1. Approving a test window.
2. Retrieving credentials through the documented process.
3. Signing in from a controlled workstation and network.
4. Confirming access to the Entra admin center.
5. Verifying that monitoring alerts fired.
6. Making no unnecessary tenant changes.
7. Signing out and recording the result.
8. Rotating the password if the procedure requires it.

Do not test by casually using the account to perform real administrative work. The point is to validate the emergency path, not to make the account familiar.

## Common failure modes

### The account is synchronized from on-premises AD

If the account depends on directory synchronization, on-premises domain controllers, or federation, it may fail during exactly the kind of outage it is meant to survive. Use cloud-only accounts with the tenant’s `onmicrosoft.com` domain.

### The account is excluded from monitoring

Some teams exclude emergency accounts from SIEM rules because they generate scary alerts during tests. That defeats the control. Tune the incident workflow, not the visibility. A test should create an alert, and the alert should be closed with evidence that it was an approved exercise.

### The password expires

Password expiration policies can break emergency access quietly. Use a controlled rotation schedule instead of relying on automatic expiration. The password should change after use, after suspected exposure, and during planned credential refreshes.

### The account is disabled by cleanup automation

Automated identity governance tools sometimes disable accounts that have not signed in recently. Emergency accounts are supposed to be dormant. Exclude them from stale-account cleanup jobs, but compensate with explicit review and monitoring.

### Nobody can find the procedure

If the documentation lives only in the Microsoft 365 tenant, a tenant access incident can make it unreachable. Keep a copy in your broader business continuity documentation, protected appropriately and available during an identity outage.

## Practical summary and key takeaways

Emergency access accounts are a small part of an Entra ID tenant, but they carry enormous operational importance. When designed well, they provide a last-resort path to recover from MFA outages, federation failures, Conditional Access mistakes, and privileged workflow problems.
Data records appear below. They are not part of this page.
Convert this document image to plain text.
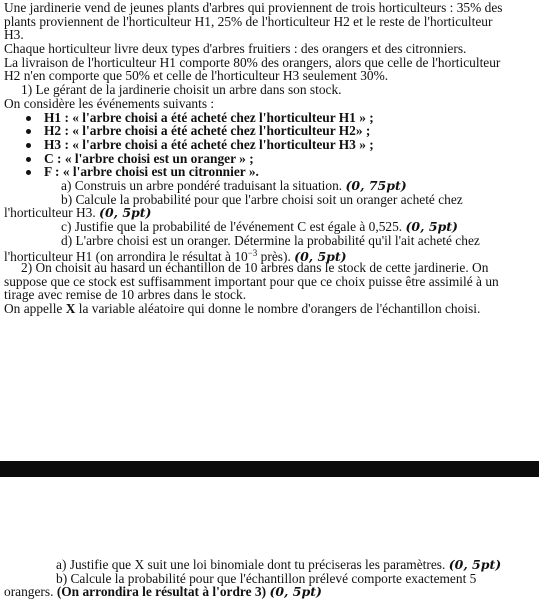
Une jardinerie vend de jeunes plants d'arbres qui proviennent de trois horticulteurs : 35% des
plants proviennent de l'horticulteur H1, 25% de l'horticulteur H2 et le reste de l'horticulteur
H3.
Chaque horticulteur livre deux types d'arbres fruitiers : des orangers et des citronniers.
La livraison de l'horticulteur H1 comporte 80% des orangers, alors que celle de l'horticulteur
H2 n'en comporte que 50% et celle de l'horticulteur H3 seulement 30%.
1) Le gérant de la jardinerie choisit un arbre dans son stock.
On considère les événements suivants :
H1 : « l'arbre choisi a été acheté chez l'horticulteur H1 » ;
H2 : « l'arbre choisi a été acheté chez l'horticulteur H2» ;
H3 : « l'arbre choisi a été acheté chez l'horticulteur H3 » ;
C : « l'arbre choisi est un oranger » ;
F : « l'arbre choisi est un citronnier ».
a) Construis un arbre pondéré traduisant la situation. (0, 75pt)
b) Calcule la probabilité pour que l'arbre choisi soit un oranger acheté chez
l'horticulteur H3. (0, 5pt)
c) Justifie que la probabilité de l'événement C est égale à 0,525. (0, 5pt)
d) L'arbre choisi est un oranger. Détermine la probabilité qu'il l'ait acheté chez
l'horticulteur H1 (on arrondira le résultat à $10^{-3}$ près). (0, 5pt)
2) On choisit au hasard un échantillon de 10 arbres dans le stock de cette jardinerie. On
suppose que ce stock est suffisamment important pour que ce choix puisse être assimilé à un
tirage avec remise de 10 arbres dans le stock.
On appelle X la variable aléatoire qui donne le nombre d'orangers de l'échantillon choisi.
a) Justifie que X suit une loi binomiale dont tu préciseras les paramètres. (0, 5pt)
b) Calcule la probabilité pour que l'échantillon prélevé comporte exactement 5
orangers. (On arrondira le résultat à l'ordre 3) (0, 5pt)
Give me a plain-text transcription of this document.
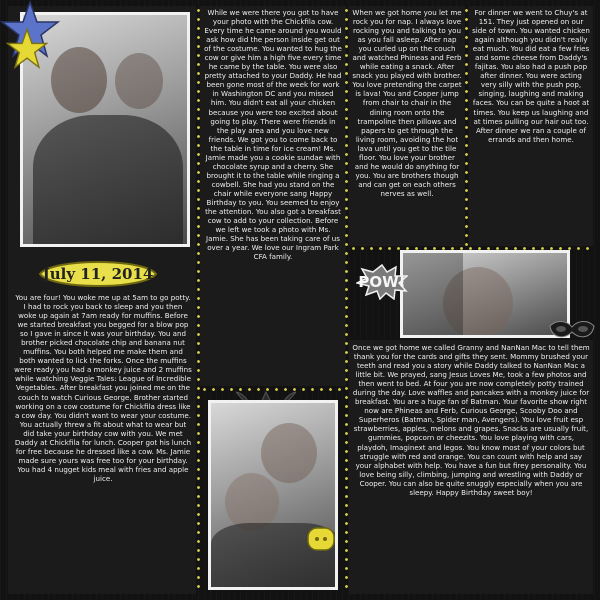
July 11, 2014

You are four! You woke me up at 5am to go potty. I had to rock you back to sleep and you then woke up again at 7am ready for muffins. Before we started breakfast you begged for a blow pop so I gave in since it was your birthday. You and brother picked chocolate chip and banana nut muffins. You both helped me make them and both wanted to lick the forks. Once the muffins were ready you had a monkey juice and 2 muffins while watching Veggie Tales: League of Incredible Vegetables. After breakfast you joined me on the couch to watch Curious George. Brother started working on a cow costume for Chickfila dress like a cow day. You didn't want to wear your costume. You actually threw a fit about what to wear but did take your birthday cow with you. We met Daddy at Chickfila for lunch. Cooper got his lunch for free because he dressed like a cow. Ms. Jamie made sure yours was free too for your birthday. You had 4 nugget kids meal with fries and apple juice.

While we were there you got to have your photo with the Chickfila cow. Every time he came around you would ask how did the person inside get out of the costume. You wanted to hug the cow or give him a high five every time he came by the table. You were also pretty attached to your Daddy. He had been gone most of the week for work in Washington DC and you missed him. You didn't eat all your chicken because you were too excited about going to play. There were friends in the play area and you love new friends. We got you to come back to the table in time for ice cream! Ms. Jamie made you a cookie sundae with chocolate syrup and a cherry. She brought it to the table while ringing a cowbell. She had you stand on the chair while everyone sang Happy Birthday to you. You seemed to enjoy the attention. You also got a breakfast cow to add to your collection. Before we left we took a photo with Ms. Jamie. She has been taking care of us over a year. We love our Ingram Park CFA family.

When we got home you let me rock you for nap. I always love rocking you and talking to you as you fall asleep. After nap you curled up on the couch and watched Phineas and Ferb while eating a snack. After snack you played with brother. You love pretending the carpet is lava! You and Cooper jump from chair to chair in the dining room onto the trampoline then pillows and papers to get through the living room, avoiding the hot lava until you get to the tile floor. You love your brother and he would do anything for you. You are brothers though and can get on each others nerves as well.

For dinner we went to Chuy's at 151. They just opened on our side of town. You wanted chicken again although you didn't really eat much. You did eat a few fries and some cheese from Daddy's fajitas. You also had a push pop after dinner. You were acting very silly with the push pop, singing, laughing and making faces. You can be quite a hoot at times. You keep us laughing and at times pulling our hair out too. After dinner we ran a couple of errands and then home.

Once we got home we called Granny and NanNan Mac to tell them thank you for the cards and gifts they sent. Mommy brushed your teeth and read you a story while Daddy talked to NanNan Mac a little bit. We prayed, sang Jesus Loves Me, took a few photos and then went to bed. At four you are now completely potty trained during the day. Love waffles and pancakes with a monkey juice for breakfast. You are a huge fan of Batman. Your favorite show right now are Phineas and Ferb, Curious George, Scooby Doo and Superheros (Batman, Spider man, Avengers). You love fruit esp strawberries, apples, melons and grapes. Snacks are usually fruit, gummies, popcorn or cheezits. You love playing with cars, playdoh, Imaginext and legos. You know most of your colors but struggle with red and orange. You can count with help and say your alphabet with help. You have a fun but firey personality. You love being silly, climbing, jumping and wrestling with Daddy or Cooper. You can also be quite snuggly especially when you are sleepy. Happy Birthday sweet boy!

POW!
When designed poorly, they become an unmonitored administrative backdoor.

Key takeaways:

– Maintain two cloud-only emergency accounts using the tenant’s `onmicrosoft.com` domain.
– Keep them separate from normal administrator, service, and application accounts.
– Assign enough privilege to recover the tenant, usually Global Administrator for at least one account.
– Exclude them only from Conditional Access controls that could cause lockout, and document every exclusion.
– Use long unique passwords, offline storage, dual control, and carefully chosen authentication methods.
– Alert on every successful and failed sign-in.
– Monitor changes to the accounts, group membership, roles, and passwords.
– Test quarterly and after major identity changes.
– Keep recovery documentation available outside the Microsoft 365 tenant.

For SMBs, nonprofits, and enterprise IT teams, this is one of those controls that may never be needed until it is urgently needed. Build it before the outage, test it before the incident, and monitor it as if an attacker will eventually look for it.